愛しのアイリーン(2018年製作の映画)
4.5
“How much おマ○コ?”

※いつもより長いです。
オナニズム全開です。

私的には昨年の邦画では「寝ても覚めても」と並んでベストかもしれない。

「さんかく」「ヒメアノ~ル」などで私の心を鷲掴みにし、私的に今最も信頼できる日本人監督の一人である吉田恵輔監督。

吉田監督はこの新井英樹の原作マンガが“自分の映画作りの根幹となった作品”とまで言い切っており、つまり彼のエッセンスそのものな訳です。

なので原作ものではあるものの、彼の過去のオリジナル作品同様に、彼が得意としている“表面上おだやかに見えていたありふれた日常が、ふとした拍子、ふとしたほつれからメリメリメリっ!と裂け目ができて、ものすごく残酷だったり無情だったりっていうその本質的な顔を露わにしていく”作品なわけです。
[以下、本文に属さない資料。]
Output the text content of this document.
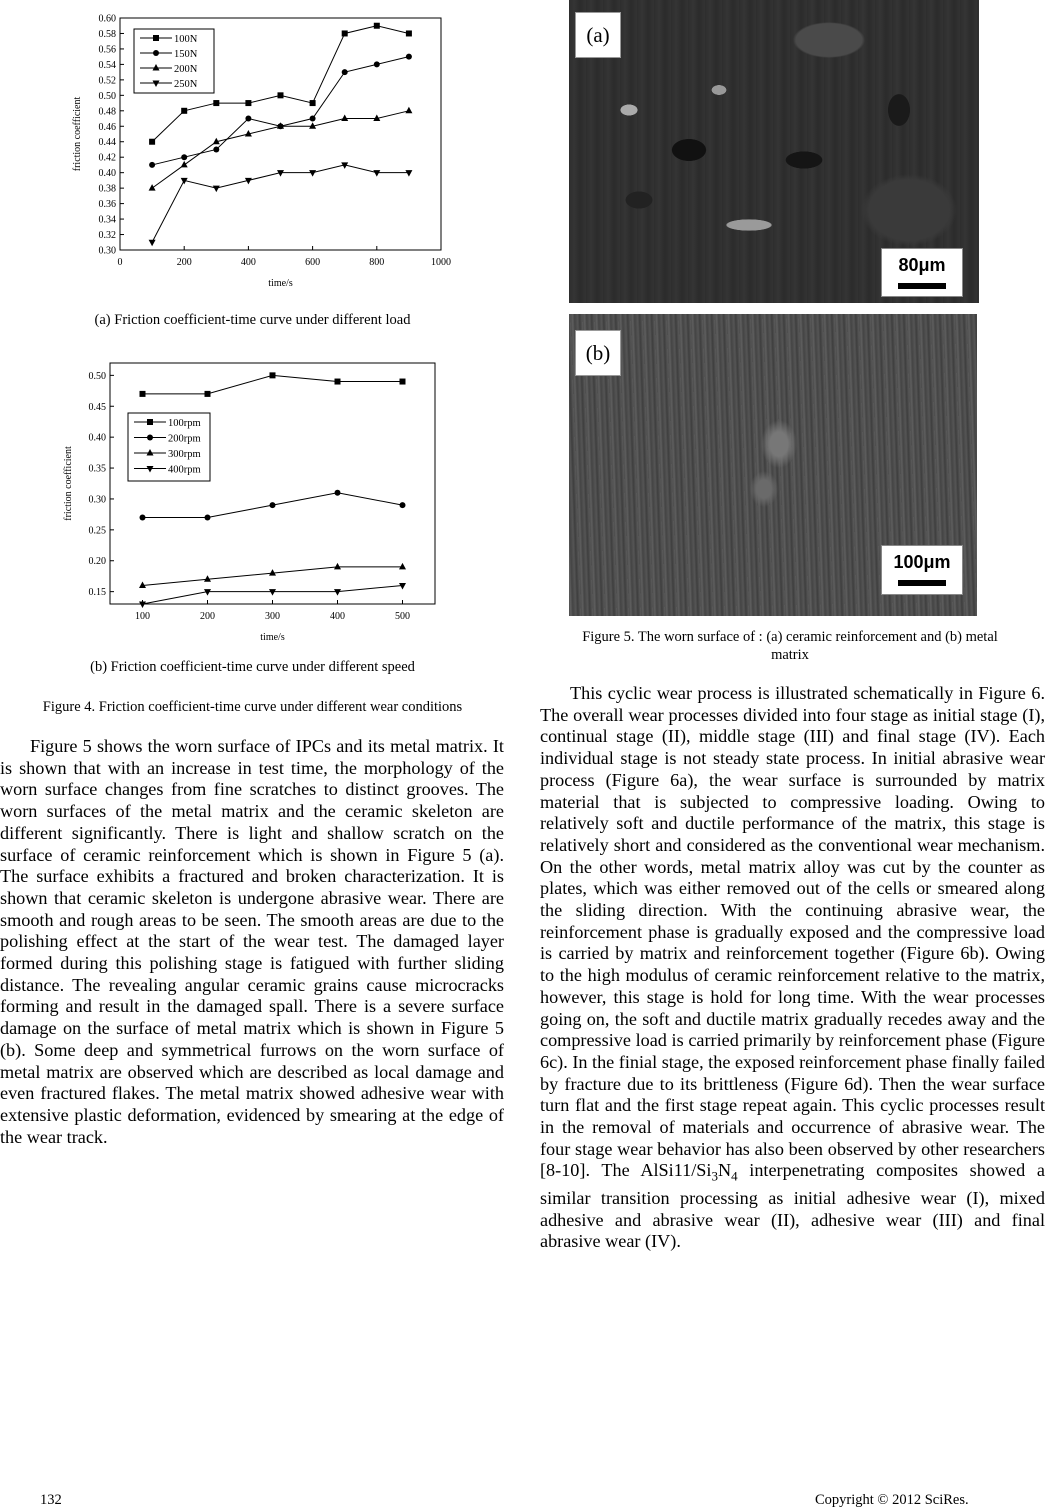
0.30
0.32
0.34
0.36
0.38
0.40
0.42
0.44
0.46
0.48
0.50
0.52
0.54
0.56
0.58
0.60
0	200	400	600	800	1000
time/s
friction coefficient
100N
150N
200N
250N
(a) Friction coefficient-time curve under different load
0.15
0.20
0.25
0.30
0.35
0.40
0.45
0.50
100	200	300	400	500
time/s
friction coefficient
100rpm
200rpm
300rpm
400rpm
(b) Friction coefficient-time curve under different speed
Figure 4. Friction coefficient-time curve under different wear conditions

Figure 5 shows the worn surface of IPCs and its metal matrix. It is shown that with an increase in test time, the morphology of the worn surface changes from fine scratches to distinct grooves. The worn surfaces of the metal matrix and the ceramic skeleton are different significantly. There is light and shallow scratch on the surface of ceramic reinforcement which is shown in Figure 5 (a). The surface exhibits a fractured and broken characterization. It is shown that ceramic skeleton is undergone abrasive wear. There are smooth and rough areas to be seen. The smooth areas are due to the polishing effect at the start of the wear test. The damaged layer formed during this polishing stage is fatigued with further sliding distance. The revealing angular ceramic grains cause microcracks forming and result in the damaged spall. There is a severe surface damage on the surface of metal matrix which is shown in Figure 5 (b). Some deep and symmetrical furrows on the worn surface of metal matrix are observed which are described as local damage and even fractured flakes. The metal matrix showed adhesive wear with extensive plastic deformation, evidenced by smearing at the edge of the wear track.

(a)
80μm
(b)
100μm
Figure 5. The worn surface of : (a) ceramic reinforcement and (b) metal
matrix

This cyclic wear process is illustrated schematically in Figure 6. The overall wear processes divided into four stage as initial stage (I), continual stage (II), middle stage (III) and final stage (IV). Each individual stage is not steady state process. In initial abrasive wear process (Figure 6a), the wear surface is surrounded by matrix material that is subjected to compressive loading. Owing to relatively soft and ductile performance of the matrix, this stage is relatively short and considered as the conventional wear mechanism. On the other words, metal matrix alloy was cut by the counter as plates, which was either removed out of the cells or smeared along the sliding direction. With the continuing abrasive wear, the reinforcement phase is gradually exposed and the compressive load is carried by matrix and reinforcement together (Figure 6b). Owing to the high modulus of ceramic reinforcement relative to the matrix, however, this stage is hold for long time. With the wear processes going on, the soft and ductile matrix gradually recedes away and the compressive load is carried primarily by reinforcement phase (Figure 6c). In the finial stage, the exposed reinforcement phase finally failed by fracture due to its brittleness (Figure 6d). Then the wear surface turn flat and the first stage repeat again. This cyclic processes result in the removal of materials and occurrence of abrasive wear. The four stage wear behavior has also been observed by other researchers [8-10]. The $AlSi11/Si_3N_4$ interpenetrating composites showed a similar transition processing as initial adhesive wear (I), mixed adhesive and abrasive wear (II), adhesive wear (III) and final abrasive wear (IV).

132	Copyright © 2012 SciRes.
で、この映画の素晴らしいところを挙げていくとキリがないのだけど、まず挙げなきゃいけないのはあの中盤の初めてのキスシーン!あれは映像の質感といい、背景で煌めくネオンといい、主演二人の演技(アドリブも有り)といい、もう極上のシーンでしたね。あんな世の中にも、この世界の片隅であんな美しい瞬間があるんですよ!このシーンのためだけでも本作は観る価値がありますよ💯

で、役者陣もホントに全員体当たりで素晴らしくて、なかでも主人公の母親役の木野花さん。実年齢よりかなり上の“ババア演技”はアカデミー賞級で、昨年でいうと「スリー・ビルボード」のフラシンス・マクドーマンドに匹敵するババアっぷり(笑)

あとナッツ・シトイさんのチャーミングっぷりはヤバいですよね。自分も一瞬フィリピン人と付き合いたいなって思っちゃいましたよ(笑)

恐らく映画史上最も“おマ○コ!”ってセリフに出てくる映画だと思うし、性描写も沢山あるし(モザイクはあるけど安田顕の超絶変顔オナニーは必見)で、不快と感じる人も多いかもしれないけど、こういう風に生きるしかなかった人たちの物語に私は心打たれました。

それで終盤のとある全面雪景色のシーンなんかは「復讐するは我にあり」的な今村昌平監督作品のような、“人間の業”“日本の業”を見つめるとてつもない領域に入ってるなと感じました。

あと個人的に安田顕の同僚役の藍さん良かったな。感想おわり。